The innovative lunar regolith-based solar cells are capable of converting sunlight into energy with high efficiency, while also demonstrating strong resistance to radiation damage—a critical factor for long-term functionality in space environments. By utilizing materials already present on the Moon, the technology could drastically lower the cost and complexity of establishing lunar habitats and research stations.
As space agencies and private companies continue to push toward permanent Moon bases and deep space missions, this advancement could play a key role in solving one of space travel’s biggest challenges: securing reliable, long-term energy sources.

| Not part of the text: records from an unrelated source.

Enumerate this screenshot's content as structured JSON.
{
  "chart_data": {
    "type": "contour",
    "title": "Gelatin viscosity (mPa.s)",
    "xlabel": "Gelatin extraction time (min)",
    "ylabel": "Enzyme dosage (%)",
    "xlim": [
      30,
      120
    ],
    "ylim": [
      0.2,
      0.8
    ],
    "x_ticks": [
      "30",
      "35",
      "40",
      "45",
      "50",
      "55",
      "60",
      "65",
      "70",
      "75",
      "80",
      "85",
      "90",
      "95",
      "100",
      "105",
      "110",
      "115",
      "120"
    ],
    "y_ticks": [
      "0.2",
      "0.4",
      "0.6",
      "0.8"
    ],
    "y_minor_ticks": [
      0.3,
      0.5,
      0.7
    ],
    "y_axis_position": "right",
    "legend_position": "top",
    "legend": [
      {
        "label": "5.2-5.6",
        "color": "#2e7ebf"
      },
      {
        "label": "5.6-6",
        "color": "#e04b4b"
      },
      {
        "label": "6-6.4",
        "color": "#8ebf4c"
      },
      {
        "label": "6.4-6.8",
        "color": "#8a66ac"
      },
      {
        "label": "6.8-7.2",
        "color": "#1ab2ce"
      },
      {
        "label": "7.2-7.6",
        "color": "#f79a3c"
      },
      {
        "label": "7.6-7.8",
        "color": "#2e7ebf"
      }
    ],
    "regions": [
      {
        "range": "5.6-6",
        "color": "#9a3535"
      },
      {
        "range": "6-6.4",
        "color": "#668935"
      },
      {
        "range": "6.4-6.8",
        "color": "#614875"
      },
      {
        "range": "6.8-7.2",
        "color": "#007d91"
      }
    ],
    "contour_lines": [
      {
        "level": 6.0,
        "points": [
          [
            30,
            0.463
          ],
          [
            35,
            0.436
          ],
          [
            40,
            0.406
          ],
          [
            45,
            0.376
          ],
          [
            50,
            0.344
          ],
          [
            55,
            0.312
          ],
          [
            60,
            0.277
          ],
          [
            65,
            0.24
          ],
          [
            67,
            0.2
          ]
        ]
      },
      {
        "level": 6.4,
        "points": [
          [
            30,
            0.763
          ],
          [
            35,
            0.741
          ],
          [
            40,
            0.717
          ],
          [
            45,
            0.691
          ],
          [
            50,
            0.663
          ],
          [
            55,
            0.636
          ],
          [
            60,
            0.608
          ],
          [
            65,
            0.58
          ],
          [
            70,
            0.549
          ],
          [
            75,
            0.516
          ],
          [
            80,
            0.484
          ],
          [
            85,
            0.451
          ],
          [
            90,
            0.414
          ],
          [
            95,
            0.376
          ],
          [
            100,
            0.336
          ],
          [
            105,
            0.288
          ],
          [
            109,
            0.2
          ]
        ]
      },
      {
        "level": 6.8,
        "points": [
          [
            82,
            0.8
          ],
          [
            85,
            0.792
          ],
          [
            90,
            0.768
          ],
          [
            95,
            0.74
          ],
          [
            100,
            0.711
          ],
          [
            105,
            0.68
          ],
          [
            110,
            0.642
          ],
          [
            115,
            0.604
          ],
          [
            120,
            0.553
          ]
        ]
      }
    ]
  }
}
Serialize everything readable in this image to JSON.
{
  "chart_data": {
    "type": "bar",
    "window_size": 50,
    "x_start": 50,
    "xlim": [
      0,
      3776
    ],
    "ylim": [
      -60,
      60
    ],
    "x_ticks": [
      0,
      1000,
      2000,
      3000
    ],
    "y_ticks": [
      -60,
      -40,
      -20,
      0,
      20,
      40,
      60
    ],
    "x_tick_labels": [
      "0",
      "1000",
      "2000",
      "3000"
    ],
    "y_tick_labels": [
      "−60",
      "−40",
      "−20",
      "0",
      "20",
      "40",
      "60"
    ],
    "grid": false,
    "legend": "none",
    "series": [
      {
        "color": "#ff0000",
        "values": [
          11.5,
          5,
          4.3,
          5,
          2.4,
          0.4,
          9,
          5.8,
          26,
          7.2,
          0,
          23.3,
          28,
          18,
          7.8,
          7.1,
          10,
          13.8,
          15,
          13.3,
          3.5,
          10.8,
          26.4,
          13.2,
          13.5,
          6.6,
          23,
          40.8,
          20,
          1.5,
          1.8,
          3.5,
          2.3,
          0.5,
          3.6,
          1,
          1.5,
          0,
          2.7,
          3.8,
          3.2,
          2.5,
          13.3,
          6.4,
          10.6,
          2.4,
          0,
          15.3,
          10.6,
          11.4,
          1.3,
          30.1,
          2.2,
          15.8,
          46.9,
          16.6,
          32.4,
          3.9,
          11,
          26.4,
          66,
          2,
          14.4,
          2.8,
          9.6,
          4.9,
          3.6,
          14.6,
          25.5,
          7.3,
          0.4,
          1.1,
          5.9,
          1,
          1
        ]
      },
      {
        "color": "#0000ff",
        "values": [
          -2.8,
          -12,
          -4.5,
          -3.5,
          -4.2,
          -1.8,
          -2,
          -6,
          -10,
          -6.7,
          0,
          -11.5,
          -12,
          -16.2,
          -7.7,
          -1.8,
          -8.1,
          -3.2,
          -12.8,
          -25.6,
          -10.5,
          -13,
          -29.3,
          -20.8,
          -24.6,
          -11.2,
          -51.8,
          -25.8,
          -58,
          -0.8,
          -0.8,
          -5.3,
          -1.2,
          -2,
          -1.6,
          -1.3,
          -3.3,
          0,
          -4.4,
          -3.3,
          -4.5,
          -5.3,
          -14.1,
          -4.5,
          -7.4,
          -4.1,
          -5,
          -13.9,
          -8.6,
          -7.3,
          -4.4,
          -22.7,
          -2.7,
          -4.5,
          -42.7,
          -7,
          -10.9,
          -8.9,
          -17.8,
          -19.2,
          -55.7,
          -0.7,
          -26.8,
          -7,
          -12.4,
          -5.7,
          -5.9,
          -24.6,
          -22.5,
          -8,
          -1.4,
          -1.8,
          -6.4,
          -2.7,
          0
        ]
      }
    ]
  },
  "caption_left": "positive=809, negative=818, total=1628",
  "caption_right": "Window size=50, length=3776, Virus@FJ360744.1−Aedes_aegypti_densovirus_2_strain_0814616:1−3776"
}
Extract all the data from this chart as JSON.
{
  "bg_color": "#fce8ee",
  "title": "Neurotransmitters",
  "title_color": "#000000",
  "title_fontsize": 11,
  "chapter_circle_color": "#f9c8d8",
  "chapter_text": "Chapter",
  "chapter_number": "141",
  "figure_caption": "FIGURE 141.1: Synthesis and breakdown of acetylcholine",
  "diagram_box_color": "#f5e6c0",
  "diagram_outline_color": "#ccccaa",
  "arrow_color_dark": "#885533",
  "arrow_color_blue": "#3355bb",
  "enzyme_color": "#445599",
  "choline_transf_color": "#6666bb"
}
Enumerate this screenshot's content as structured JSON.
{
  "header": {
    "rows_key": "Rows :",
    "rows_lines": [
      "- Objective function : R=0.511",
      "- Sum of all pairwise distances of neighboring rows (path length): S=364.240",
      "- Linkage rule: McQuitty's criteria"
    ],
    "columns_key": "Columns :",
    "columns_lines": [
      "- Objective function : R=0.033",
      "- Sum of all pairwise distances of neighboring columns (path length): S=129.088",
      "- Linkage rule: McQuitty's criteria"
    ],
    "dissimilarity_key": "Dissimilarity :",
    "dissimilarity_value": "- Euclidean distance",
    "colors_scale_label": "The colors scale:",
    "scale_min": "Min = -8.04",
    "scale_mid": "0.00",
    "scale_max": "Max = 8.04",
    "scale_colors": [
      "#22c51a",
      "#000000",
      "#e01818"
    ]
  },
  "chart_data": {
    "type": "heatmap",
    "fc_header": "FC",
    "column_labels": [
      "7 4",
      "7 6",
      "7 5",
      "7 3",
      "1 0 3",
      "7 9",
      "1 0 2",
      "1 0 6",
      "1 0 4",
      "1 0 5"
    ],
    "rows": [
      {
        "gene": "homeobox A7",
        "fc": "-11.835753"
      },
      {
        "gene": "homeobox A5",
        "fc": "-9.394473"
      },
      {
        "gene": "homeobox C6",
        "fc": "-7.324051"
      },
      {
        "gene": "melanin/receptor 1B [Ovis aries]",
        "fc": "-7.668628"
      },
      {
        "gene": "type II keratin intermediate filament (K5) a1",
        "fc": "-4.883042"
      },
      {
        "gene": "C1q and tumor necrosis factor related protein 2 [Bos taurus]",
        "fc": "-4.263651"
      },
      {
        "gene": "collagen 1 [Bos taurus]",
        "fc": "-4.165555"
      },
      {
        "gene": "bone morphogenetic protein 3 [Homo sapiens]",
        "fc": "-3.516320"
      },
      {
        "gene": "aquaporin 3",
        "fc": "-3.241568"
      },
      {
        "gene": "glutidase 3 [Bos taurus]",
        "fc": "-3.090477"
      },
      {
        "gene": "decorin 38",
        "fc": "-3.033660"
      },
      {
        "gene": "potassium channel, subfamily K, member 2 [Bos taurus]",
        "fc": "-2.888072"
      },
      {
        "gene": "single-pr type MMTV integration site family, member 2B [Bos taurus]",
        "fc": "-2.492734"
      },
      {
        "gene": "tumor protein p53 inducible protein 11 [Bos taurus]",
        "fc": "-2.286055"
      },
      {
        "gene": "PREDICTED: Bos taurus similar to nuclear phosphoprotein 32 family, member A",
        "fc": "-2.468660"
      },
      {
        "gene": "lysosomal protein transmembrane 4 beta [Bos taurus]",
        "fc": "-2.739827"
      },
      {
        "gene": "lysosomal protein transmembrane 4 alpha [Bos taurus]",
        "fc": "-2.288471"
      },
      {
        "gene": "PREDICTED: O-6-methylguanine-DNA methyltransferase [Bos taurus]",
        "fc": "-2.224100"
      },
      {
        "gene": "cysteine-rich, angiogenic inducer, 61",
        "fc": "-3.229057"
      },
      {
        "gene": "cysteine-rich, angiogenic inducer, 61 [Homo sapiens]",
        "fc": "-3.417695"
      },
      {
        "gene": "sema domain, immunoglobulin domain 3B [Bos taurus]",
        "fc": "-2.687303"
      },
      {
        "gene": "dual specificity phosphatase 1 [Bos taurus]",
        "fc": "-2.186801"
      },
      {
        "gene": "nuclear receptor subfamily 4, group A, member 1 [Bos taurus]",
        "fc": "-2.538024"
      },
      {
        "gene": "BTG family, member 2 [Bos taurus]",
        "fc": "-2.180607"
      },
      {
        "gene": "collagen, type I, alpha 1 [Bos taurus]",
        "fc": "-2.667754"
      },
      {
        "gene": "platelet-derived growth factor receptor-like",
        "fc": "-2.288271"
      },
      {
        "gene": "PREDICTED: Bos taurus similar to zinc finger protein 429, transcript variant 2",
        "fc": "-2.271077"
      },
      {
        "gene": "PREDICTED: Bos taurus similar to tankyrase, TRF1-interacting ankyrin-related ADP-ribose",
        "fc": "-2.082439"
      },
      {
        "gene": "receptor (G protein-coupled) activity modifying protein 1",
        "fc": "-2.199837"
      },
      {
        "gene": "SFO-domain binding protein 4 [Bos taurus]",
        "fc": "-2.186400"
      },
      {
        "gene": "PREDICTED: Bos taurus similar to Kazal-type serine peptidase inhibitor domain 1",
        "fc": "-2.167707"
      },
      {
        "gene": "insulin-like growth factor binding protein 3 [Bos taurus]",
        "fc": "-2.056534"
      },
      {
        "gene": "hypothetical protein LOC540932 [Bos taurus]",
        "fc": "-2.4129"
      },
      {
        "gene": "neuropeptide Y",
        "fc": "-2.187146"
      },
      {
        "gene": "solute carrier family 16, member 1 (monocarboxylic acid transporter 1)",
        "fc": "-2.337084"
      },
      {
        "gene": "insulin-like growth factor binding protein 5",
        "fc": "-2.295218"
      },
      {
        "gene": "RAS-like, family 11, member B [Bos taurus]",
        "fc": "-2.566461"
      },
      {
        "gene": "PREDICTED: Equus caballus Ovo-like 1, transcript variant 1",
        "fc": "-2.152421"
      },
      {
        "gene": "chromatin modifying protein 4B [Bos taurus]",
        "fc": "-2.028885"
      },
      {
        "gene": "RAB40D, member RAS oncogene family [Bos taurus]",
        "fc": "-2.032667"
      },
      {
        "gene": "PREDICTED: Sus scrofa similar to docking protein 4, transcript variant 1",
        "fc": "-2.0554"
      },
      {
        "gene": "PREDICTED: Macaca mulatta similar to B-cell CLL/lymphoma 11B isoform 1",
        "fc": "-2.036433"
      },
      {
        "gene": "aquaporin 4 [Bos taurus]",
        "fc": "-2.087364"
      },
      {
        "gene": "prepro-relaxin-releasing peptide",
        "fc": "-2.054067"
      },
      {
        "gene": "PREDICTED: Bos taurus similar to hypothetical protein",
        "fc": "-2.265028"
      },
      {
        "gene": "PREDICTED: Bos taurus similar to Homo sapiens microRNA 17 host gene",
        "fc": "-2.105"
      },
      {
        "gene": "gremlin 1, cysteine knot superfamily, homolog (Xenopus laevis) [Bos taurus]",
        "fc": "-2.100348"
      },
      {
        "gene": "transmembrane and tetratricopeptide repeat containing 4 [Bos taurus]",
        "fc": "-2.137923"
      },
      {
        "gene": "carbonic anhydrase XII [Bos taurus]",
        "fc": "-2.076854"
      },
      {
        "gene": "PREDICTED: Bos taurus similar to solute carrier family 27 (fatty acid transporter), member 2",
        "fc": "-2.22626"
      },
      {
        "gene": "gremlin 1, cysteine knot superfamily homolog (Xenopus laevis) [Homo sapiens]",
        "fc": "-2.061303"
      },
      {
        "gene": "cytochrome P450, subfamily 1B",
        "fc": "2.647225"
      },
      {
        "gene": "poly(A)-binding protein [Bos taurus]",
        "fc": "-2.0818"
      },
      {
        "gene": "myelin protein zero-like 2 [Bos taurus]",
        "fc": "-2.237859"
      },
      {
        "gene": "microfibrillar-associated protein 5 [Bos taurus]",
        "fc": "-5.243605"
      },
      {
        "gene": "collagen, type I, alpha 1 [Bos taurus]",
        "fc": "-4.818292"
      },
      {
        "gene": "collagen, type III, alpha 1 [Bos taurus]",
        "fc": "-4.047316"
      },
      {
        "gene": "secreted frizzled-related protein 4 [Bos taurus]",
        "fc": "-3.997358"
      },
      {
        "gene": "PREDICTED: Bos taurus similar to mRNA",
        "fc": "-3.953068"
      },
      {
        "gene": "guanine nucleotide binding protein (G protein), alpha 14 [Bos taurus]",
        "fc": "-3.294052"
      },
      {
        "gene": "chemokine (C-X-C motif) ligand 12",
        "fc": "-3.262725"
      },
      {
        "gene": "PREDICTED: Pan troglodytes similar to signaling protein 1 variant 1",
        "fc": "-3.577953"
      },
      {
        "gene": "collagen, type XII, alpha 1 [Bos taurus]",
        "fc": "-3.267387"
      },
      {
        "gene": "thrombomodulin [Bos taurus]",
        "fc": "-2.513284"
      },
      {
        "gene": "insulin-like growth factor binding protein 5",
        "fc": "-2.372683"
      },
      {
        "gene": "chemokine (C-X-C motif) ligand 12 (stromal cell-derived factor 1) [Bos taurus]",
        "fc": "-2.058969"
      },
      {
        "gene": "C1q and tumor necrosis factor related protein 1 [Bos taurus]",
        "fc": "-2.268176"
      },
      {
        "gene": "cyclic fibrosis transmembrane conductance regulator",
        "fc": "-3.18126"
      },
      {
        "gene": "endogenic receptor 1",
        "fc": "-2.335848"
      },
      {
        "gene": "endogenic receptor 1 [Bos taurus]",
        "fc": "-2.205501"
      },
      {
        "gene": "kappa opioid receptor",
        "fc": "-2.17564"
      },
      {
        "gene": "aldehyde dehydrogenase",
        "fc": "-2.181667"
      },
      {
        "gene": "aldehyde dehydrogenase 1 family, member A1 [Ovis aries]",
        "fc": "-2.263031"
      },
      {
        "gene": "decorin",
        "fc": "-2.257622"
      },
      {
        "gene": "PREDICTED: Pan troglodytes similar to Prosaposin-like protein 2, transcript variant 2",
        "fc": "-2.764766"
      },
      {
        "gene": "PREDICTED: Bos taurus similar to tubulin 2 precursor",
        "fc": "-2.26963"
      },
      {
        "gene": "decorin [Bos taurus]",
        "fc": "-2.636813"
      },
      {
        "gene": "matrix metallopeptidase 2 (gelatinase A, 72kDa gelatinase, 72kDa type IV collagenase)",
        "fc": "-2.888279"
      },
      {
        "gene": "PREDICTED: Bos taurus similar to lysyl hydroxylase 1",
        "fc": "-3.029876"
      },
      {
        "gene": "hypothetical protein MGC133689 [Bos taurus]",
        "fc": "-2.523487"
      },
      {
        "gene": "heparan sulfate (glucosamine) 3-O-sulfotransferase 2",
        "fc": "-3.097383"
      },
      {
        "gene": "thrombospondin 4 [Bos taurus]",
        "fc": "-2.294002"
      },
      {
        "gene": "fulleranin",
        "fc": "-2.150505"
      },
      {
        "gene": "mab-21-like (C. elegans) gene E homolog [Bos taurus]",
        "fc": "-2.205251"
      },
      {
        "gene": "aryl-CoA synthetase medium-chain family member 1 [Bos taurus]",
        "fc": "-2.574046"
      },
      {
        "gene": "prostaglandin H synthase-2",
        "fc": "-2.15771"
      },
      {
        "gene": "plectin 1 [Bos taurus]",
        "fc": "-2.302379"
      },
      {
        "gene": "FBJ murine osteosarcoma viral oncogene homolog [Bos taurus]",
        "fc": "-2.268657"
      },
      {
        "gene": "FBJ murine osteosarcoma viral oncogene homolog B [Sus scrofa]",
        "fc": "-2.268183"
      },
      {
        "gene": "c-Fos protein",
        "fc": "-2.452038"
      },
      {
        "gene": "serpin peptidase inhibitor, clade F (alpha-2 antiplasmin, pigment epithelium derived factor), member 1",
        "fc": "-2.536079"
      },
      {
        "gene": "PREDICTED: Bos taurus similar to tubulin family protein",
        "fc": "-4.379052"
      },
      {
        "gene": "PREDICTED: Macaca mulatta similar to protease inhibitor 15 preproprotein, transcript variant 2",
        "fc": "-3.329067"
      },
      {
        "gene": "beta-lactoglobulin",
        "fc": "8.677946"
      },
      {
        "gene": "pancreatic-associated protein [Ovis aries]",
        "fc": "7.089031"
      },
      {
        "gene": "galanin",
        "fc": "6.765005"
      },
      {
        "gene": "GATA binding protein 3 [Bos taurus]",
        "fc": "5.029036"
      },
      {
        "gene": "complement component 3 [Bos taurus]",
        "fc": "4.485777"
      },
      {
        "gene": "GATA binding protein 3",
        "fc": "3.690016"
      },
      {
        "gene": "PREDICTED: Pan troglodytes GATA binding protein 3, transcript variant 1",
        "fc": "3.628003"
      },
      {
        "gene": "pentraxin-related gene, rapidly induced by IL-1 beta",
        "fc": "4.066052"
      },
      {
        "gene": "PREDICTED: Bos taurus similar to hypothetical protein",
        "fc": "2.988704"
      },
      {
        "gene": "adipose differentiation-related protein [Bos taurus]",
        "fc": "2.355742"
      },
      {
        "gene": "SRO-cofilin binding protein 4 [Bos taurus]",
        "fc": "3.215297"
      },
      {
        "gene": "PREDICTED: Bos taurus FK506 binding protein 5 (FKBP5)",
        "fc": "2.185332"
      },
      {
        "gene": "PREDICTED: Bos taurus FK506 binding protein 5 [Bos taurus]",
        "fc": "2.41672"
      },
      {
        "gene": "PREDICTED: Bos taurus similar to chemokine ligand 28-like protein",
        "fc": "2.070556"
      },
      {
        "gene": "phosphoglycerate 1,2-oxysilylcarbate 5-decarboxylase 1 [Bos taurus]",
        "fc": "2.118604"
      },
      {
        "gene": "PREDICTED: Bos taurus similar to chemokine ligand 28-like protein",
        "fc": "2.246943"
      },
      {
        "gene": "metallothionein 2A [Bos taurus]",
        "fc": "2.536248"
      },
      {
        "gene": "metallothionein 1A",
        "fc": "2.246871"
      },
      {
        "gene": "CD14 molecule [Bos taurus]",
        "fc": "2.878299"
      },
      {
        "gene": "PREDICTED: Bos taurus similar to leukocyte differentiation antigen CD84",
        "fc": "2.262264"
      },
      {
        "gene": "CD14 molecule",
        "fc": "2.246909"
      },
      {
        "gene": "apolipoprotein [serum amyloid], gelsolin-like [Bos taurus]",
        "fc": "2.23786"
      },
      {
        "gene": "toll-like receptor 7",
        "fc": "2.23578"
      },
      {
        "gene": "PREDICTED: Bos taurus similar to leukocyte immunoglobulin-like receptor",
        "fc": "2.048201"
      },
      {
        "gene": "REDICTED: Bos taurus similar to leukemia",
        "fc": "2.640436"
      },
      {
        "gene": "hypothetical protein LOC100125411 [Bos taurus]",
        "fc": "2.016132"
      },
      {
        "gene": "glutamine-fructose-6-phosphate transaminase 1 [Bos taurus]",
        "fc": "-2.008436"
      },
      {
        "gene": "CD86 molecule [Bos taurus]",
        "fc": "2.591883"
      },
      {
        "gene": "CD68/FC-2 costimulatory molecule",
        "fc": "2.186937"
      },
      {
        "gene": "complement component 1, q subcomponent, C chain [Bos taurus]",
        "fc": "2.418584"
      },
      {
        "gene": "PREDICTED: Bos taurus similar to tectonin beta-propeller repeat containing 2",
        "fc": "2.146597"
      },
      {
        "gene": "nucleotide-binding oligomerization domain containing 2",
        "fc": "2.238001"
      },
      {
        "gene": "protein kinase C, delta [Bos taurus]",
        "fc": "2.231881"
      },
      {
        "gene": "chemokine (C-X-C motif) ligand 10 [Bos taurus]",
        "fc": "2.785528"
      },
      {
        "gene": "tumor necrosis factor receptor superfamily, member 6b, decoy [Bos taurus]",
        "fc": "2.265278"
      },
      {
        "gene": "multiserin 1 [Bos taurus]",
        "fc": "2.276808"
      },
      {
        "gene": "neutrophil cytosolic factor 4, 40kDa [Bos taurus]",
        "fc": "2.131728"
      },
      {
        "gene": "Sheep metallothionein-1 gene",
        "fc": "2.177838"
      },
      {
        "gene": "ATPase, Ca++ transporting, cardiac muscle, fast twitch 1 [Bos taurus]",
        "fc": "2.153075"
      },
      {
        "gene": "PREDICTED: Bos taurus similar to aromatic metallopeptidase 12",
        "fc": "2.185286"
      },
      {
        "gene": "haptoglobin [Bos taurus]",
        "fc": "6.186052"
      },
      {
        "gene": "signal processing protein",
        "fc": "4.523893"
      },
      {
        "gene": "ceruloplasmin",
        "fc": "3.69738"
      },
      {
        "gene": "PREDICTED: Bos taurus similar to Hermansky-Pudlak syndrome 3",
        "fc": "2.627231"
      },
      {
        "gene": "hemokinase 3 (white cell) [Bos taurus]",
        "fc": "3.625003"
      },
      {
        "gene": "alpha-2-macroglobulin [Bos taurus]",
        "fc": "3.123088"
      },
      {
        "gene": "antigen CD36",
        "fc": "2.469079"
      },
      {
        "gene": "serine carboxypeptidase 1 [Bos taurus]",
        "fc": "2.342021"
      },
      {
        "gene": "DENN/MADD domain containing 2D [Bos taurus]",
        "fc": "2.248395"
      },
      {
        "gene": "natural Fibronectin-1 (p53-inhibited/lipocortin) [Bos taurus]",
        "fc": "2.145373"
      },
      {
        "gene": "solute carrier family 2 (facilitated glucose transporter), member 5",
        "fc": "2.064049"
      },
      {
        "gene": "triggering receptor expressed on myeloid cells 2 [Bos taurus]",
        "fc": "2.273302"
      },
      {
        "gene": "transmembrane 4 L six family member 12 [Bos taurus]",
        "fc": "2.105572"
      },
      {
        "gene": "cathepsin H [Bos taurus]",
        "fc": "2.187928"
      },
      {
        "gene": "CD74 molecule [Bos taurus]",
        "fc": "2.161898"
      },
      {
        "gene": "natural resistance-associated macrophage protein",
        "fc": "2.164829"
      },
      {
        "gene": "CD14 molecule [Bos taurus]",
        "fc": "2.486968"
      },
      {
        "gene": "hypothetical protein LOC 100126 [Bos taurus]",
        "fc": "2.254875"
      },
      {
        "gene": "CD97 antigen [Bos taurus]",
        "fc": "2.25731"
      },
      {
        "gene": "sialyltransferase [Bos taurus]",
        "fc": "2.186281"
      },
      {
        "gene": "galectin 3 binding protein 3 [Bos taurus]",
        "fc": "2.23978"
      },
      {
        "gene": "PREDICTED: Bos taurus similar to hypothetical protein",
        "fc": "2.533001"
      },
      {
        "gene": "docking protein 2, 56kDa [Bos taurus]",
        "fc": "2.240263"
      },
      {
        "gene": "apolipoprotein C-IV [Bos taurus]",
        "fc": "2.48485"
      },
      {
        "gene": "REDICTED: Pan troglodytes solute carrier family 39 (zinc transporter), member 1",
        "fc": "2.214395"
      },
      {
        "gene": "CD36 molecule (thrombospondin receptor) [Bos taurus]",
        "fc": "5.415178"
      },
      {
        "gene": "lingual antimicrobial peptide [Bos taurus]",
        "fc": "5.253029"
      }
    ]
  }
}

The study not only opens doors for energy independence on the Moon, but also strengthens the vision of sustainable and scalable off-Earth infrastructure development using local resources.
“The solar cells used in space now are amazing, reaching efficiencies of 30% to even 40%, but that efficiency comes with a price,” says lead researcher Felix Lang of the University of Potsdam, Germany. “They are very expensive and are relatively heavy because they use glass or a thick foil as cover. It’s hard to justify lifting all these cells into space.”
Lang’s team is pioneering a shift towards utilizing lunar resources by exploring the creation of solar cells from materials available on the Moon, eliminating the need to haul them from Earth. Their key innovation is the replacement of Earth-made glass with glass derived from lunar regolith—the Moon’s loose, rocky surface material. This single change could lead to a remarkable 99.4% reduction in spacecraft launch mass and a 99% decrease in transport costs, making sustained lunar settlements a more viable prospect.
To validate this concept, the researchers produced “moonglass” from a simulated Moon dust and integrated it into a new type of solar cell. By pairing this moonglass with perovskite, a class of cheaper, simpler-to-manufacture, and highly efficient sunlight-to-electricity converting crystals, the resulting panels exhibited an energy output of up to 100 times greater per gram launched into space compared to traditional solar panels.
“If you cut the weight by 99%, you don’t need ultra-efficient 30% solar cells, you just make more of them on the Moon,” says Lang. “Plus, our cells are more stable against radiation, while the others would degrade over time.”